Thursday, March 12, 2026

Lu : L'histoire du roi qui ne voulait pas mourir, Jean Teulé, 2024

Ah, il est mort, le salaud !


Ah, il est mort, le salaud ! Jean Teulé est mort en 2022, et ses amis ont assemblé son manuscrit inachevé et quelques créations de leur cru en un volume qui laisse sur sa faim. Le contraire serait étonnant.

Dans le style inimitable de Jean Teulé, que j'ai déjà évoqué ici et , l'auteur raconte Louis XI, sa cruauté et ses névroses, en particulier son éponyme peur de la mort. Des scènes étonnantes et révoltantes, où tout est sacrifié pour éviter la mort du souverain : des nobles, des serviteurs, des animaux et même des nourrissons. Les scènes s'enchaînent... Sans doute que l'auteur les aurait retouchées ou parsemées d'une trame scénaristique plus complète. Mais rien, juste l'horreur de ces crimes multiples, avec l'humour noir qui sert d'encre à Teulé.

Puis textes et dessins de ses amis, qui racontent sa disparition, son manque, son œuvre, et inventent même le récit de la première de cette histoire au théâtre... avec un parallèle filé entre Louis XI et Jean Teulé, qui à la fin de la représentation manquent tous les deux.

Voilà, il est mort, n'en parlons plus. Lisons-le.

Tuesday, March 3, 2026

Lu : Siegfried et le Limousin, Jean Giraudoux, 1922

Objet Littéraire Non-Identifié. Du moins pour moi.

Prenez la probabilité d'un livre citant un nom allemand et le Limousin dans le titre-même. Multipliez par la probabilité que moi, Limousin perdu en pays germanique (Luxembourg), je trouve par hasard ce petit livre en format poche dans un de ces mouroirs civilisationnels que l'on nomme désormais les boîtes à livres. Ajoutez la probabilité que l'auteur soit vraiment limousin, né au lieu-même où j'ai appris à lire et à écrire, et celle que le récit parle vraiment d'Allemagne et de Limousin. Et vous aurez une idée de l'incongruité de la situation.

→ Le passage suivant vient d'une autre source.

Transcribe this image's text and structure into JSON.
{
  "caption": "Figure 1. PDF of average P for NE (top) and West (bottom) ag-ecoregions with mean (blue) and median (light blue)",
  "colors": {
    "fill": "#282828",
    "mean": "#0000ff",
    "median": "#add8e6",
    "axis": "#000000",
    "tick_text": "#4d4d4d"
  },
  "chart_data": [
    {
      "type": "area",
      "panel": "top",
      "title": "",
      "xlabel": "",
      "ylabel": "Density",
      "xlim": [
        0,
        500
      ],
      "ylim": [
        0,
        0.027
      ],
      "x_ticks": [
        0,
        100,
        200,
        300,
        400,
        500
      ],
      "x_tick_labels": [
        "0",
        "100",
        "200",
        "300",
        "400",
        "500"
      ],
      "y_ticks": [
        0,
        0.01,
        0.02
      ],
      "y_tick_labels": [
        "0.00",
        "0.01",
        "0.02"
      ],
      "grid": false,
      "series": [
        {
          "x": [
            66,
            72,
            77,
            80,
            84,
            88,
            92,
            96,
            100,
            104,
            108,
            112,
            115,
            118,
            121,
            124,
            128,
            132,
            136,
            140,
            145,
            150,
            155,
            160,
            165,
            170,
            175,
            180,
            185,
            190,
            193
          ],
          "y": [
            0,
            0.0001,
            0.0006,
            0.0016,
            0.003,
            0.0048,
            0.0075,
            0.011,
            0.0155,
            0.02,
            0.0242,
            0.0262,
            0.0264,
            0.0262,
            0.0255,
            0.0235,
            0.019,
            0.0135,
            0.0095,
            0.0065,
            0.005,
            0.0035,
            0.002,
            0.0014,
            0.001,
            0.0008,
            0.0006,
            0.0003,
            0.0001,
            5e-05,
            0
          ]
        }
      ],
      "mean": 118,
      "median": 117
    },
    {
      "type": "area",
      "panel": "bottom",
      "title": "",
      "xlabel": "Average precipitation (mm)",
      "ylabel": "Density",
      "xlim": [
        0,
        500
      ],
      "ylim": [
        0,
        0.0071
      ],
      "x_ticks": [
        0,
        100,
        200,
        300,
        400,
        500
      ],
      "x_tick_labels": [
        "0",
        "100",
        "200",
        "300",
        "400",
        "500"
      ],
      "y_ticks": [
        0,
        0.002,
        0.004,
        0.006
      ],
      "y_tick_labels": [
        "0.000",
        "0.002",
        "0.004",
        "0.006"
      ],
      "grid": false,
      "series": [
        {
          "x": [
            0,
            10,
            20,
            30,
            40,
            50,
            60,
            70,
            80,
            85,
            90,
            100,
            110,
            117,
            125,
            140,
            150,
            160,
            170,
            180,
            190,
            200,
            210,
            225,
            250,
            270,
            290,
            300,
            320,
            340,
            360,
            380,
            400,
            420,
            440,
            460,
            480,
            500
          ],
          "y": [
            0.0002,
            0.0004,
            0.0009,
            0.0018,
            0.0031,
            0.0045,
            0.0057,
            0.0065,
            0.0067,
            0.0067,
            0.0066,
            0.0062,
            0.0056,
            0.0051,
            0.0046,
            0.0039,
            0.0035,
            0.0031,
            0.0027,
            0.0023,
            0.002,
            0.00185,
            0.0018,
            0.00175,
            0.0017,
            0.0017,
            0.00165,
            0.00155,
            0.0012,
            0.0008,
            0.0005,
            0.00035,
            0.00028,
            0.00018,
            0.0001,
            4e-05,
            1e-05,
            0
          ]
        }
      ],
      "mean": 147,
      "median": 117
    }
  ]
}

Synopsis : peu de temps après-guerre, le narrateur, Limousin exilé à Paris, spécialiste de l'Allemagne et correspondant de journaux pour la presse allemande, se trouve interpellé par une prose qu'il trouve remarquable dans un journal allemand. Il finit par se souvenir qu'elle lui rappelle celle d'un vieil ami, Forestier, mort pendant la guerre, du moins porté disparu. Il se renseigne à propos de l'auteur, un journaliste allemand, S.V.K., et écrit à la rédaction du journal pour le rencontrer. Il devine alors la vérité et se rend sur place pour la constater : le journaliste allemand (Siegfried von Kleist) n'est autre que cet ami français, lui-même germanophone, retrouvé amnésique au milieu du champ de bataille, et qui a été soigné en Allemagne comme s'il était allemand... Le narrateur croise alors toutes sortes de réactions, le déni, le mépris, l'hostilité... entre ceux qui s'inquiètent de voir un Français se mêler de leurs affaires si peu de temps après la guerre, ceux qui ne veulent pas perdre von Kleist devenu un journaliste vedette, ceux qui veulent protéger ce convalescent récent d'un nouveau choc. Il croise aussi de nombreux témoins du passé, d'avant la guerre et en reçoit toutes sortes de souvenirs et d'opinions. L'intrigue se dénoue quand un baron de leurs amis, poussé au pouvoir par une révolution locale à Munich, est lui-même forcé de fuir, et révèle à Kleist ses vraies origines. Celui-ci, toujours amnésique, se résout à un voyage du retour avec le narrateur vers ce Limousin si nouveau. Le roman se conclut sur les sensations du narrateur, lui-même plus parisien que limousin, qui redécouvre son Limousin natal et se remémore les souvenirs de ses parents.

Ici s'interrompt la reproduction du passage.